The Retreat, Creek Vean house

Built on a steeply sloping site, this private house was designed to exploit a sequence of classically Cornish views and reveal an architecture informed almost entirely by the topographies of its site. Looking south towards the broad sweep of the Fal Estuary, west towards a secluded creek and north along the valley above, its rooms fan out towards each of these different points. The house itself is organised around two routes. The first is external and visually divides the building in two, leading from the road access above, across a bridge to the front door and down a flight of steps to the waterfront. The other is internal, in the form of a toplit picture gallery. This internal axis follows the contours of the site and forges all the living spaces into a continuum, starting at the highest roof terrace and ending as a path to the underground garage.

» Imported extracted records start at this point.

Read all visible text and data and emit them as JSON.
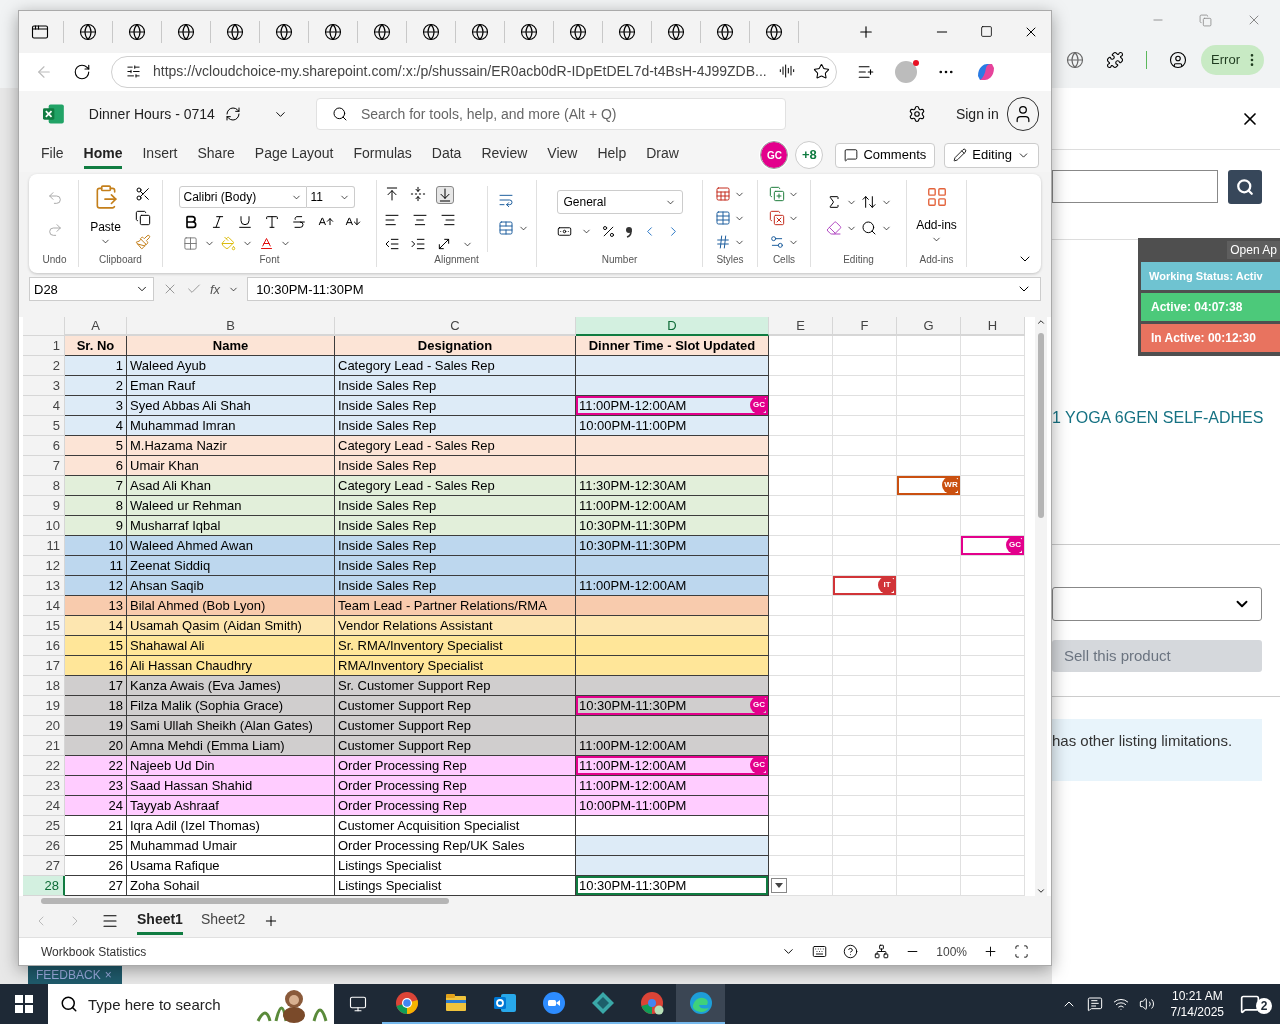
{
  "browser": {
    "url": "https://vcloudchoice-my.sharepoint.com/:x:/p/shussain/ER0acb0dR-IDpEtDEL7d-t4BsH-4J99ZDB..."
  },
  "background_browser": {
    "error_button": "Error"
  },
  "excel": {
    "file_name": "Dinner Hours - 0714",
    "search_placeholder": "Search for tools, help, and more (Alt + Q)",
    "sign_in": "Sign in",
    "menu": [
      {
        "label": "File",
        "selected": false
      },
      {
        "label": "Home",
        "selected": true
      },
      {
        "label": "Insert",
        "selected": false
      },
      {
        "label": "Share",
        "selected": false
      },
      {
        "label": "Page Layout",
        "selected": false
      },
      {
        "label": "Formulas",
        "selected": false
      },
      {
        "label": "Data",
        "selected": false
      },
      {
        "label": "Review",
        "selected": false
      },
      {
        "label": "View",
        "selected": false
      },
      {
        "label": "Help",
        "selected": false
      },
      {
        "label": "Draw",
        "selected": false
      }
    ],
    "coauthor": {
      "initials": "GC",
      "color": "#e3008c"
    },
    "more_coauthors": "+8",
    "comments": "Comments",
    "mode": "Editing",
    "ribbon": {
      "groups": [
        {
          "kind": "undo",
          "label": "Undo"
        },
        {
          "kind": "clipboard",
          "label": "Clipboard"
        },
        {
          "kind": "font",
          "label": "Font"
        },
        {
          "kind": "alignment",
          "label": "Alignment"
        },
        {
          "kind": "number",
          "label": "Number"
        },
        {
          "kind": "styles",
          "label": "Styles"
        },
        {
          "kind": "cells",
          "label": "Cells"
        },
        {
          "kind": "editing",
          "label": "Editing"
        },
        {
          "kind": "addins",
          "label": "Add-ins"
        }
      ],
      "paste": "Paste",
      "font": "Calibri (Body)",
      "size": "11",
      "number_format": "General",
      "addins": "Add-ins"
    },
    "formula_bar": {
      "name_box": "D28",
      "fx": "fx",
      "value": "10:30PM-11:30PM"
    },
    "columns": [
      {
        "label": "A",
        "selected": false
      },
      {
        "label": "B",
        "selected": false
      },
      {
        "label": "C",
        "selected": false
      },
      {
        "label": "D",
        "selected": true
      },
      {
        "label": "E",
        "selected": false
      },
      {
        "label": "F",
        "selected": false
      },
      {
        "label": "G",
        "selected": false
      },
      {
        "label": "H",
        "selected": false
      }
    ],
    "header_row": {
      "num": "1",
      "color": "#fce4d6",
      "cells": [
        "Sr. No",
        "Name",
        "Designation",
        "Dinner Time - Slot Updated"
      ]
    },
    "rows": [
      {
        "num": "2",
        "sr": "1",
        "name": "Waleed Ayub",
        "designation": "Category Lead - Sales Rep",
        "color": "#ddebf7",
        "selected": false
      },
      {
        "num": "3",
        "sr": "2",
        "name": "Eman Rauf",
        "designation": "Inside Sales Rep",
        "color": "#ddebf7",
        "selected": false
      },
      {
        "num": "4",
        "sr": "3",
        "name": "Syed Abbas Ali Shah",
        "designation": "Inside Sales Rep",
        "time": "11:00PM-12:00AM",
        "color": "#ddebf7",
        "selected": false,
        "presence": {
          "D": {
            "initials": "GC",
            "color": "#e3008c"
          }
        }
      },
      {
        "num": "5",
        "sr": "4",
        "name": "Muhammad Imran",
        "designation": "Inside Sales Rep",
        "time": "10:00PM-11:00PM",
        "color": "#ddebf7",
        "selected": false
      },
      {
        "num": "6",
        "sr": "5",
        "name": "M.Hazama Nazir",
        "designation": "Category Lead - Sales Rep",
        "color": "#fce4d6",
        "selected": false
      },
      {
        "num": "7",
        "sr": "6",
        "name": "Umair Khan",
        "designation": "Inside Sales Rep",
        "color": "#fce4d6",
        "selected": false
      },
      {
        "num": "8",
        "sr": "7",
        "name": "Asad Ali Khan",
        "designation": "Category Lead - Sales Rep",
        "time": "11:30PM-12:30AM",
        "color": "#e2efda",
        "selected": false,
        "presence": {
          "G": {
            "initials": "WR",
            "color": "#ca5010"
          }
        }
      },
      {
        "num": "9",
        "sr": "8",
        "name": "Waleed ur Rehman",
        "designation": "Inside Sales Rep",
        "time": "11:00PM-12:00AM",
        "color": "#e2efda",
        "selected": false
      },
      {
        "num": "10",
        "sr": "9",
        "name": "Musharraf Iqbal",
        "designation": "Inside Sales Rep",
        "time": "10:30PM-11:30PM",
        "color": "#e2efda",
        "selected": false
      },
      {
        "num": "11",
        "sr": "10",
        "name": "Waleed Ahmed Awan",
        "designation": "Inside Sales Rep",
        "time": "10:30PM-11:30PM",
        "color": "#bdd7ee",
        "selected": false,
        "presence": {
          "H": {
            "initials": "GC",
            "color": "#e3008c"
          }
        }
      },
      {
        "num": "12",
        "sr": "11",
        "name": "Zeenat Siddiq",
        "designation": "Inside Sales Rep",
        "color": "#bdd7ee",
        "selected": false
      },
      {
        "num": "13",
        "sr": "12",
        "name": "Ahsan Saqib",
        "designation": "Inside Sales Rep",
        "time": "11:00PM-12:00AM",
        "color": "#bdd7ee",
        "selected": false,
        "presence": {
          "F": {
            "initials": "IT",
            "color": "#d13438"
          }
        }
      },
      {
        "num": "14",
        "sr": "13",
        "name": "Bilal Ahmed (Bob Lyon)",
        "designation": "Team Lead - Partner Relations/RMA",
        "color": "#f8cbad",
        "selected": false
      },
      {
        "num": "15",
        "sr": "14",
        "name": "Usamah Qasim (Aidan Smith)",
        "designation": "Vendor Relations Assistant",
        "color": "#fde6b0",
        "selected": false
      },
      {
        "num": "16",
        "sr": "15",
        "name": "Shahawal Ali",
        "designation": "Sr. RMA/Inventory Specialist",
        "color": "#ffe699",
        "selected": false
      },
      {
        "num": "17",
        "sr": "16",
        "name": "Ali Hassan Chaudhry",
        "designation": "RMA/Inventory Specialist",
        "color": "#ffe699",
        "selected": false
      },
      {
        "num": "18",
        "sr": "17",
        "name": "Kanza Awais (Eva James)",
        "designation": "Sr. Customer Support Rep",
        "color": "#d0cece",
        "selected": false
      },
      {
        "num": "19",
        "sr": "18",
        "name": "Filza Malik (Sophia Grace)",
        "designation": "Customer Support Rep",
        "time": "10:30PM-11:30PM",
        "color": "#d0cece",
        "selected": false,
        "presence": {
          "D": {
            "initials": "GC",
            "color": "#e3008c"
          }
        }
      },
      {
        "num": "20",
        "sr": "19",
        "name": "Sami Ullah Sheikh (Alan Gates)",
        "designation": "Customer Support Rep",
        "color": "#d0cece",
        "selected": false
      },
      {
        "num": "21",
        "sr": "20",
        "name": "Amna Mehdi (Emma Liam)",
        "designation": "Customer Support Rep",
        "time": "11:00PM-12:00AM",
        "color": "#d0cece",
        "selected": false
      },
      {
        "num": "22",
        "sr": "22",
        "name": "Najeeb Ud Din",
        "designation": "Order Processing Rep",
        "time": "11:00PM-12:00AM",
        "color": "#ffccff",
        "selected": false,
        "presence": {
          "D": {
            "initials": "GC",
            "color": "#e3008c"
          }
        }
      },
      {
        "num": "23",
        "sr": "23",
        "name": "Saad Hassan Shahid",
        "designation": "Order Processing Rep",
        "time": "11:00PM-12:00AM",
        "color": "#ffccff",
        "selected": false
      },
      {
        "num": "24",
        "sr": "24",
        "name": "Tayyab Ashraaf",
        "designation": "Order Processing Rep",
        "time": "10:00PM-11:00PM",
        "color": "#ffccff",
        "selected": false
      },
      {
        "num": "25",
        "sr": "21",
        "name": "Iqra Adil (Izel Thomas)",
        "designation": "Customer Acquisition Specialist",
        "color": "#ffffff",
        "selected": false
      },
      {
        "num": "26",
        "sr": "25",
        "name": "Muhammad Umair",
        "designation": "Order Processing Rep/UK Sales",
        "color": "#ffffff",
        "time_cell": {
          "color": "#ddebf7"
        },
        "selected": false
      },
      {
        "num": "27",
        "sr": "26",
        "name": "Usama Rafique",
        "designation": "Listings Specialist",
        "color": "#ffffff",
        "time_cell": {
          "color": "#ddebf7"
        },
        "selected": false
      },
      {
        "num": "28",
        "sr": "27",
        "name": "Zoha Sohail",
        "designation": "Listings Specialist",
        "time": "10:30PM-11:30PM",
        "color": "#ffffff",
        "selected": true
      }
    ],
    "sheets": [
      {
        "label": "Sheet1",
        "selected": true
      },
      {
        "label": "Sheet2",
        "selected": false
      }
    ],
    "status": {
      "left": "Workbook Statistics",
      "zoom": "100%"
    }
  },
  "side_panel": {
    "widget_tab": "Open Ap",
    "working_status": "Working Status: Activ",
    "active": "Active: 04:07:38",
    "inactive": "In Active: 00:12:30",
    "product_link": "1 YOGA 6GEN SELF-ADHES",
    "sell_button": "Sell this product",
    "notice": "has other listing limitations."
  },
  "feedback": {
    "label": "FEEDBACK",
    "close": "×"
  },
  "taskbar": {
    "search_placeholder": "Type here to search",
    "time": "10:21 AM",
    "date": "7/14/2025",
    "notifications": "2"
  }
}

Like other Foster projects of this period, Creek Vean mixes traditional materials - honey-coloured concrete blocks and blue Welsh-slate floors - with modern industrial components. Employing a similar formal vocabulary, a small gazebo ‘retreat’ is located near the house on a favourite riverside picnic spot. A complex, crystalline polyhedron, the glassy structure breaks the surface of the sloping bank and faces towards the sea like the cockpit of a plane or boat. The trapezoid concrete shell, partly sunk into the ground as the first in a series of dug-in Foster buildings, is splayed outwards to accommodate seating, a small cooker and a sink, and offers a secluded den from which one can take in commanding views of the estuary below.

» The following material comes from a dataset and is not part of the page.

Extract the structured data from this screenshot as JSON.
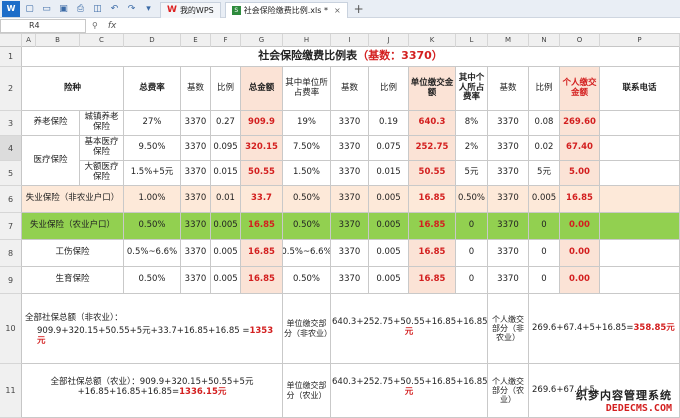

Since their completion in the mid 1960s, the planting around both the main house and retreat has been allowed to grow relatively untamed, so that now both structures appear to have receded into the surrounding landscape. The house’s grass covered steps and roof – shades of the later Willis Faber building – have encouraged this process. Quite deliberate, this encroachment allows Creek Vean to play off the ambiguity afforded by its apparent, almost camouflaged, invisibility from the outside looking in, and the expanse and totality of the views it provides from inside its rooms looking out.